Le suspect des trois fusillades mortelles de cette semaine à Montréal et dans les environs a été libéré d’un établissement de santé mentale même si un psychiatre l’a considéré comme un “risque important pour la sécurité publique”, selon des documents judiciaires.

Ces documents, obtenus par Radio-Canada, montrent également qu’Abdulla Shaikh avait déjà reçu un diagnostic de schizophrénie.

Suite aux recommandations, le Tribunal Administratif du Québecqui traite les cas liés à la maladie mentale – a ordonné à Shaikh d’être libéré en mars d’un établissement psychiatrique, sous conditions.

Les conditions de libération ont été imposées pour s’assurer que les autorités sanitaires pourraient surveiller les progrès de Shaikh.

À cette époque, l’état de santé de Shaikh s’améliorait, lit-on dans la décision.
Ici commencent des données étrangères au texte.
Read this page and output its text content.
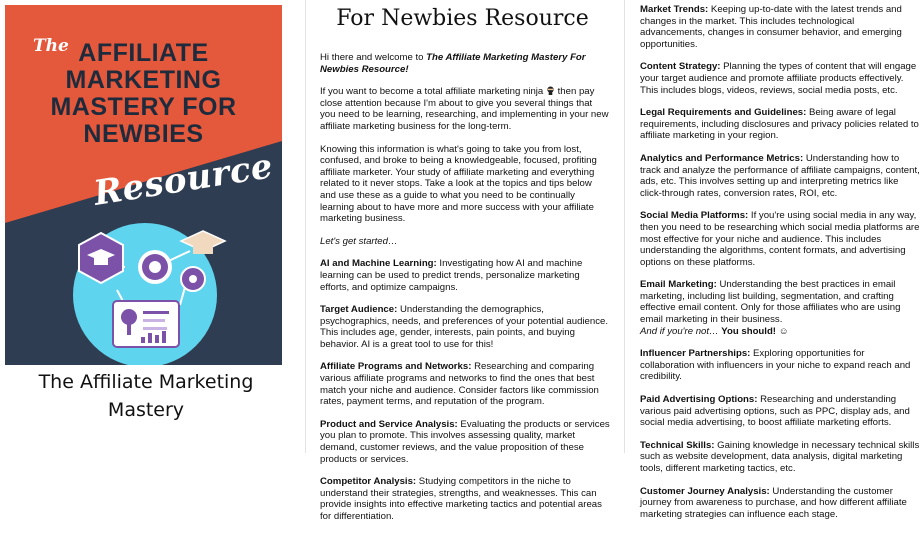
The AFFILIATE
MARKETING
MASTERY FOR
NEWBIES
Resource
The Affiliate Marketing
Mastery
For Newbies Resource

Hi there and welcome to The Affiliate Marketing Mastery For Newbies Resource!

If you want to become a total affiliate marketing ninja  then pay close attention because I'm about to give you several things that you need to be learning, researching, and implementing in your new affiliate marketing business for the long-term.

Knowing this information is what's going to take you from lost, confused, and broke to being a knowledgeable, focused, profiting affiliate marketer. Your study of affiliate marketing and everything related to it never stops. Take a look at the topics and tips below and use these as a guide to what you need to be continually learning about to have more and more success with your affiliate marketing business.

Let's get started…

AI and Machine Learning: Investigating how AI and machine learning can be used to predict trends, personalize marketing efforts, and optimize campaigns.

Target Audience: Understanding the demographics, psychographics, needs, and preferences of your potential audience. This includes age, gender, interests, pain points, and buying behavior. AI is a great tool to use for this!

Affiliate Programs and Networks: Researching and comparing various affiliate programs and networks to find the ones that best match your niche and audience. Consider factors like commission rates, payment terms, and reputation of the program.

Product and Service Analysis: Evaluating the products or services you plan to promote. This involves assessing quality, market demand, customer reviews, and the value proposition of these products or services.

Competitor Analysis: Studying competitors in the niche to understand their strategies, strengths, and weaknesses. This can provide insights into effective marketing tactics and potential areas for differentiation.

Market Trends: Keeping up-to-date with the latest trends and changes in the market. This includes technological advancements, changes in consumer behavior, and emerging opportunities.

Content Strategy: Planning the types of content that will engage your target audience and promote affiliate products effectively. This includes blogs, videos, reviews, social media posts, etc.

Legal Requirements and Guidelines: Being aware of legal requirements, including disclosures and privacy policies related to affiliate marketing in your region.

Analytics and Performance Metrics: Understanding how to track and analyze the performance of affiliate campaigns, content, ads, etc. This involves setting up and interpreting metrics like click-through rates, conversion rates, ROI, etc.

Social Media Platforms: If you're using social media in any way, then you need to be researching which social media platforms are most effective for your niche and audience. This includes understanding the algorithms, content formats, and advertising options on these platforms.

Email Marketing: Understanding the best practices in email marketing, including list building, segmentation, and crafting effective email content. Only for those affiliates who are using email marketing in their business.
And if you're not… You should! ☺

Influencer Partnerships: Exploring opportunities for collaboration with influencers in your niche to expand reach and credibility.

Paid Advertising Options: Researching and understanding various paid advertising options, such as PPC, display ads, and social media advertising, to boost affiliate marketing efforts.

Technical Skills: Gaining knowledge in necessary technical skills such as website development, data analysis, digital marketing tools, different marketing tactics, etc.

Customer Journey Analysis: Understanding the customer journey from awareness to purchase, and how different affiliate marketing strategies can influence each stage.
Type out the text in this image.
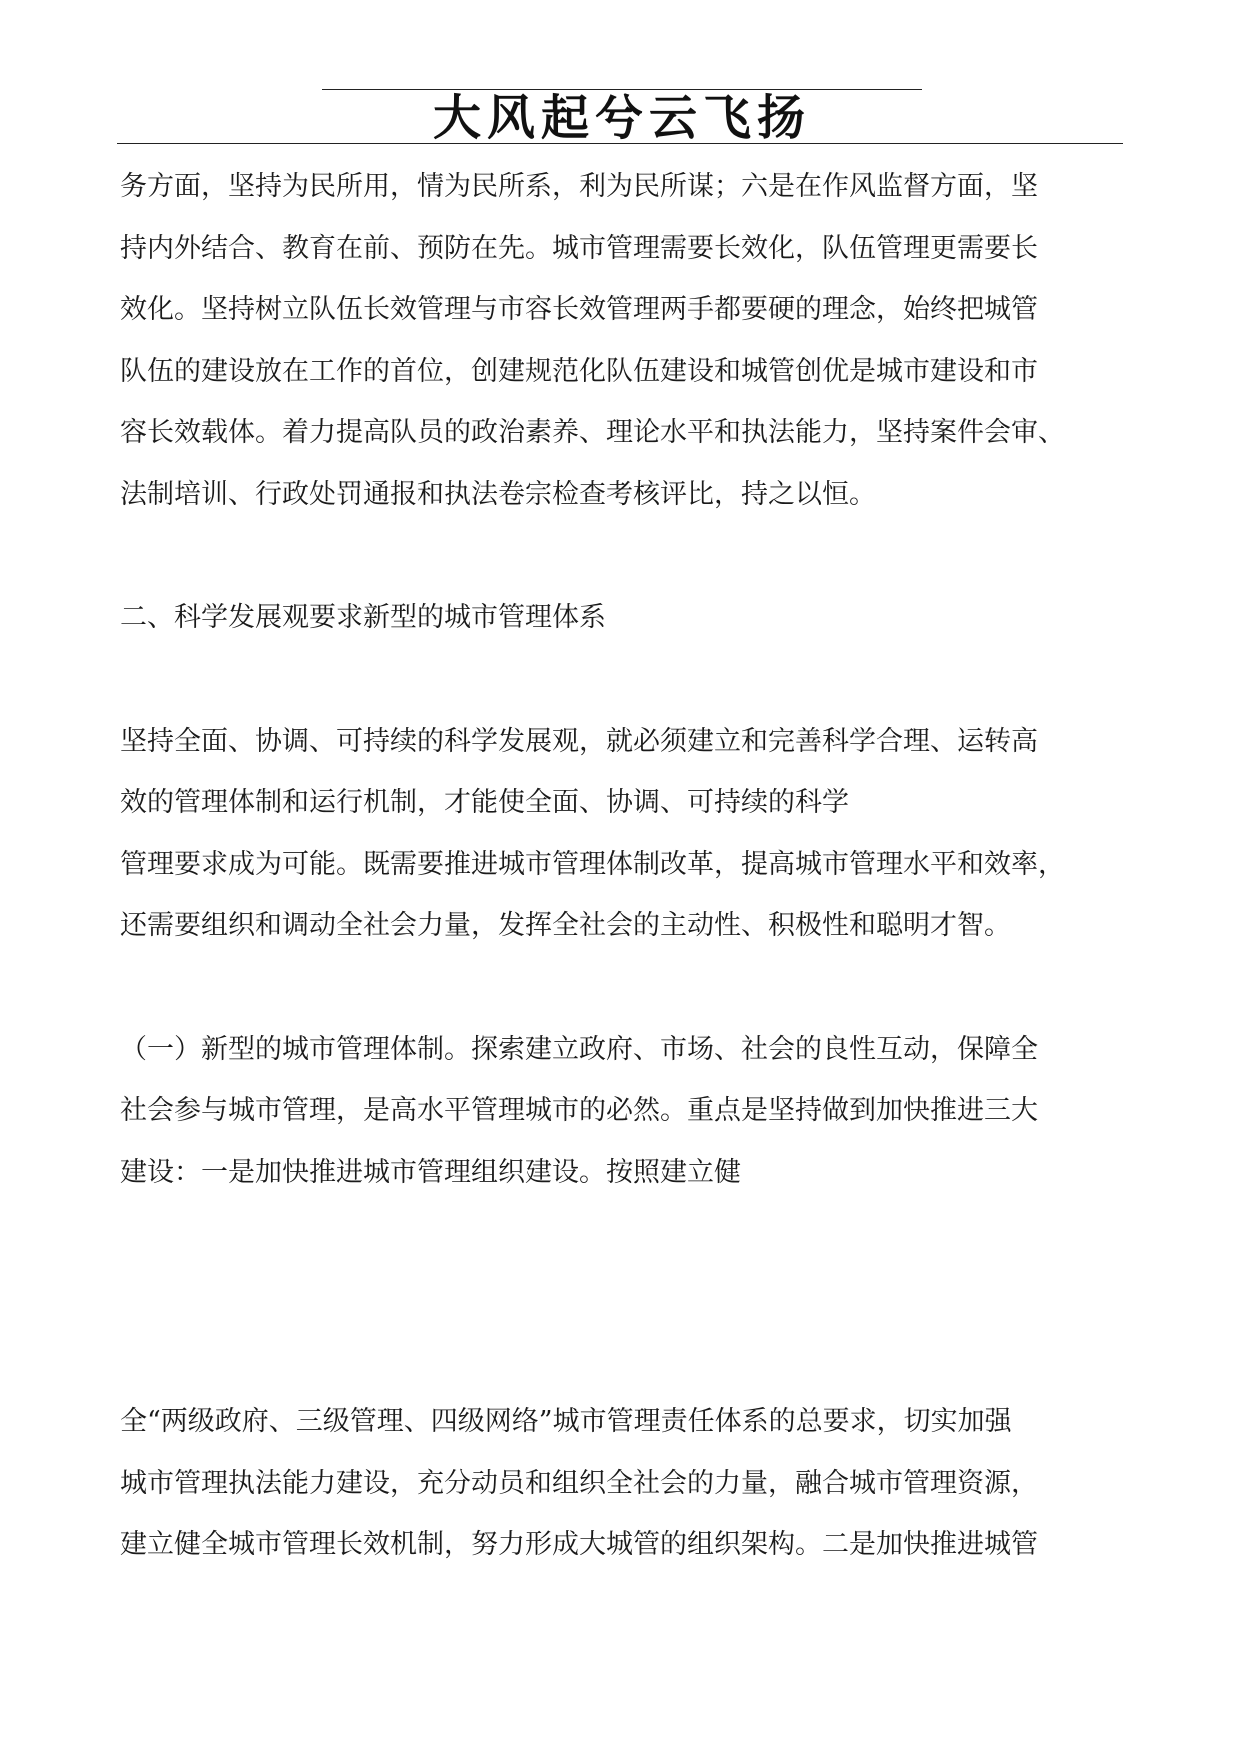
大风起兮云飞扬
务方面，坚持为民所用，情为民所系，利为民所谋；六是在作风监督方面，坚
持内外结合、教育在前、预防在先。城市管理需要长效化，队伍管理更需要长
效化。坚持树立队伍长效管理与市容长效管理两手都要硬的理念，始终把城管
队伍的建设放在工作的首位，创建规范化队伍建设和城管创优是城市建设和市
容长效载体。着力提高队员的政治素养、理论水平和执法能力，坚持案件会审、
法制培训、行政处罚通报和执法卷宗检查考核评比，持之以恒。
二、科学发展观要求新型的城市管理体系
坚持全面、协调、可持续的科学发展观，就必须建立和完善科学合理、运转高
效的管理体制和运行机制，才能使全面、协调、可持续的科学
管理要求成为可能。既需要推进城市管理体制改革，提高城市管理水平和效率，
还需要组织和调动全社会力量，发挥全社会的主动性、积极性和聪明才智。
（一）新型的城市管理体制。探索建立政府、市场、社会的良性互动，保障全
社会参与城市管理，是高水平管理城市的必然。重点是坚持做到加快推进三大
建设：一是加快推进城市管理组织建设。按照建立健
全“两级政府、三级管理、四级网络”城市管理责任体系的总要求，切实加强
城市管理执法能力建设，充分动员和组织全社会的力量，融合城市管理资源，
建立健全城市管理长效机制，努力形成大城管的组织架构。二是加快推进城管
Mais le tribunal a déclaré qu’il pourrait recourir à des actes “imprévisibles et agressifs” si sa maladie mentale s’aggravait.

« Sans cadre légal et thérapeutique, sa situation se dégraderait et entraînerait le retour du contexte de dangerosité [behaviours]”, lit-on dans la décision du tribunal.

L’homme de 26 ans a été tué par balle jeudi matin lors d’une opération policière de Montréal dans un motel de l’arrondissement Saint-Laurent.

La police croit que l’homme de 26 ans a abattu deux hommes à Montréal mardi soir et un autre la nuit suivante à Laval.

Shaikh avait eu plusieurs démêlés avec la justice, notamment des accusations d’agression sexuelle, d’agression causant des lésions corporelles et de profération de menaces, selon les documents judiciaires. En 2018, il a été arrêté pour intrusion à l’aéroport de Montréal plusieurs jours de suite.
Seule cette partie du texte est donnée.